2013 Camp Brochure

Payments are due in full at time of application.

  • Make check in full payable to: FGCU Girls Basketball Camp
  • Mail check & insurance card copy to:
    Florida Gulf Coast Women's Basketball
    Attention: Girls Basketball Camp
    10501 FGCU Blvd South
    Fort Myers, FL 33965

Space is limited & distributed on a 1st-come basis.

Please note that under conditions or circumstances that NO REFUNDS will be made from the FGCU Girls Basketball Camp.

EMAIL QUESTIONS TO: MELTHOMAS@FGCU.EDU

MEDICAL RELEASE FORM

In consideration of being allowed to participate in this camp, related events, and activities, I hereby release, waive, discharge, and covenant not to sue Florida Gulf Coast University, the Board of Regents of the State of Florida, the State of Florida, and their officers, servants, agents, or employees, Karl Smesko, this camp, and its directors and employees (hereinafter referred to as releasee) from any and all liability, claims, demands, or course of action whatsoever arising out of or related to any loss, damage, or injury, including death, that may be sustained by me/my child, or to any property belonging to me/my child, whether caused by the negligence of the releasee, or otherwise, while participating in the camp, or while in, on or upon the premises where the camp is being conducted.

To the best of my knowledge, I/my child am/is in good physical condition and I am not aware of any physical infirmity which would place me/my child at risk to participate in any way with camp activities. I am fully aware of risks and hazards connected with the camp. I voluntarily assume full responsibility for any risk of loss, property damage, or personal injury, including death, that may be sustained by me/my child, or any loss or damage to property owned by me/my child as a result of being engaged in the camp’s activities, whether caused by the negligence of the releasee or otherwise. I further here-by agree to indemnify and hold harmless the releasee from any loss, liability, damage, or cost, including court costs and attorney’s fees, that may accrue related to me/my child’s participation in this camp, whether caused by the negligence of the releasee or otherwise.

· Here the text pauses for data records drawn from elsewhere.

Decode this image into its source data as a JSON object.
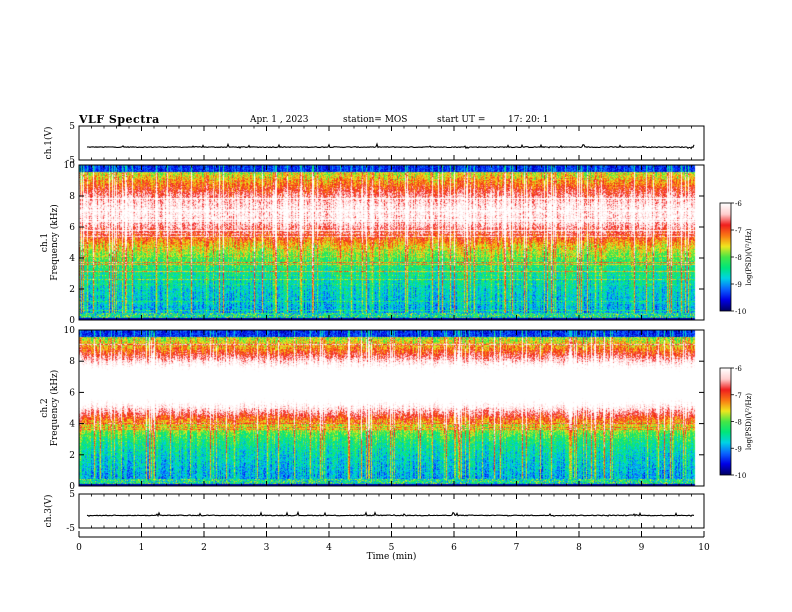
{
  "header": {
    "title": "VLF Spectra",
    "date": "Apr. 1 , 2023",
    "station": "station= MOS",
    "start_label": "start UT =",
    "start_time": "17: 20: 1"
  },
  "colors": {
    "palette": [
      "#000066",
      "#0000e6",
      "#0a64ff",
      "#00d2e6",
      "#00e67a",
      "#46e646",
      "#f0e61e",
      "#fa7814",
      "#f01e1e",
      "#ffcdcd",
      "#ffffff"
    ]
  },
  "chart_data": [
    {
      "type": "line",
      "name": "waveform-ch1",
      "ylabel": "ch.1(V)",
      "ylim": [
        -5,
        5
      ],
      "yticks": [
        "5",
        "-5"
      ],
      "baseline": -1.2
    },
    {
      "type": "heatmap",
      "name": "spectrogram-ch1",
      "ylabel_top": "ch.1",
      "ylabel": "Frequency (kHz)",
      "ylim": [
        0,
        10
      ],
      "yticks": [
        "0",
        "2",
        "4",
        "6",
        "8",
        "10"
      ],
      "colorbar": {
        "label": "log(PSD)(V²/Hz)",
        "range": [
          -10,
          -6
        ],
        "ticks": [
          "-6",
          "-7",
          "-8",
          "-9",
          "-10"
        ]
      },
      "band_peak_khz": 7.0,
      "band_level": 0.55
    },
    {
      "type": "heatmap",
      "name": "spectrogram-ch2",
      "ylabel_top": "ch.2",
      "ylabel": "Frequency (kHz)",
      "ylim": [
        0,
        10
      ],
      "yticks": [
        "0",
        "2",
        "4",
        "6",
        "8",
        "10"
      ],
      "colorbar": {
        "label": "log(PSD)(V²/Hz)",
        "range": [
          -10,
          -6
        ],
        "ticks": [
          "-6",
          "-7",
          "-8",
          "-9",
          "-10"
        ]
      },
      "band_peak_khz": 6.5,
      "band_level": 0.85
    },
    {
      "type": "line",
      "name": "waveform-ch3",
      "ylabel": "ch.3(V)",
      "ylim": [
        -5,
        5
      ],
      "yticks": [
        "5",
        "-5"
      ],
      "baseline": -1.3
    }
  ],
  "xaxis": {
    "label": "Time  (min)",
    "range": [
      0,
      10
    ],
    "ticks": [
      "0",
      "1",
      "2",
      "3",
      "4",
      "5",
      "6",
      "7",
      "8",
      "9",
      "10"
    ],
    "data_end_min": 9.85
  }
}
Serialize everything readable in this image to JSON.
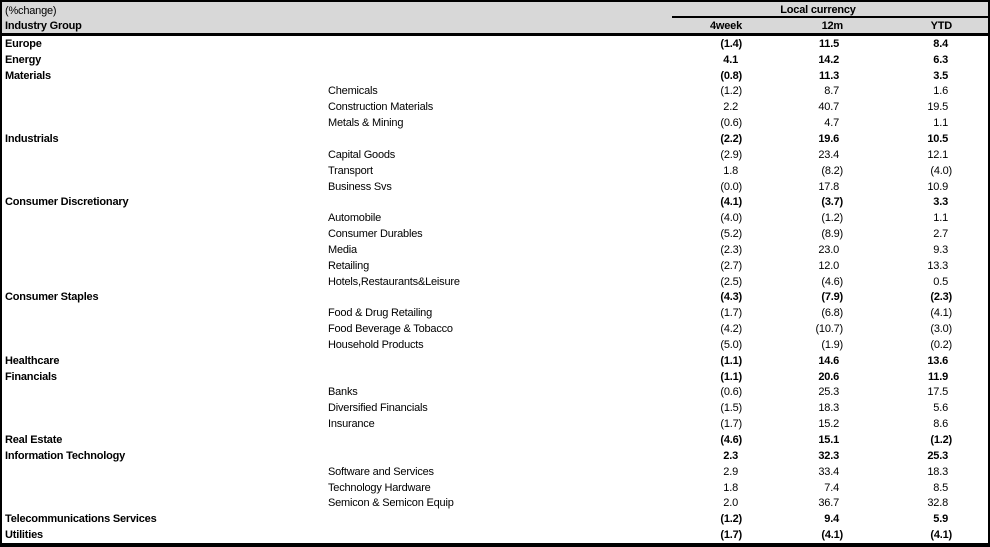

During the period of the camp, I hereby give permission for the staff of Florida Gulf Coast University or this camp to administer appropriate medical attention to me/my child in the event of an accident, illness or injury. I will be responsible for any and all costs of medical coverage and treatment provided not covered by insurance. It is my express intent that this Waiver of Liability and Hold Harmless Agreement shall bind the member of my family and my spouse, if I am alive, and my heirs, assigns and personal representative, if I am deceased, and shall be deemed as a release, waiver, discharge and covenant not to sue the above named releasee. I hereby further agree that this Waiver of Liability and Hold Harmless Agreement shall be construed in accordance with the laws of the State of Florida. In signing this release, I acknowledge and represent that I have read and understand it and sign it voluntarily; I am at least eighteen (18) years of age and fully competent; and I execute this release for full, adequate and complete consideration fully intending to be bound by the same.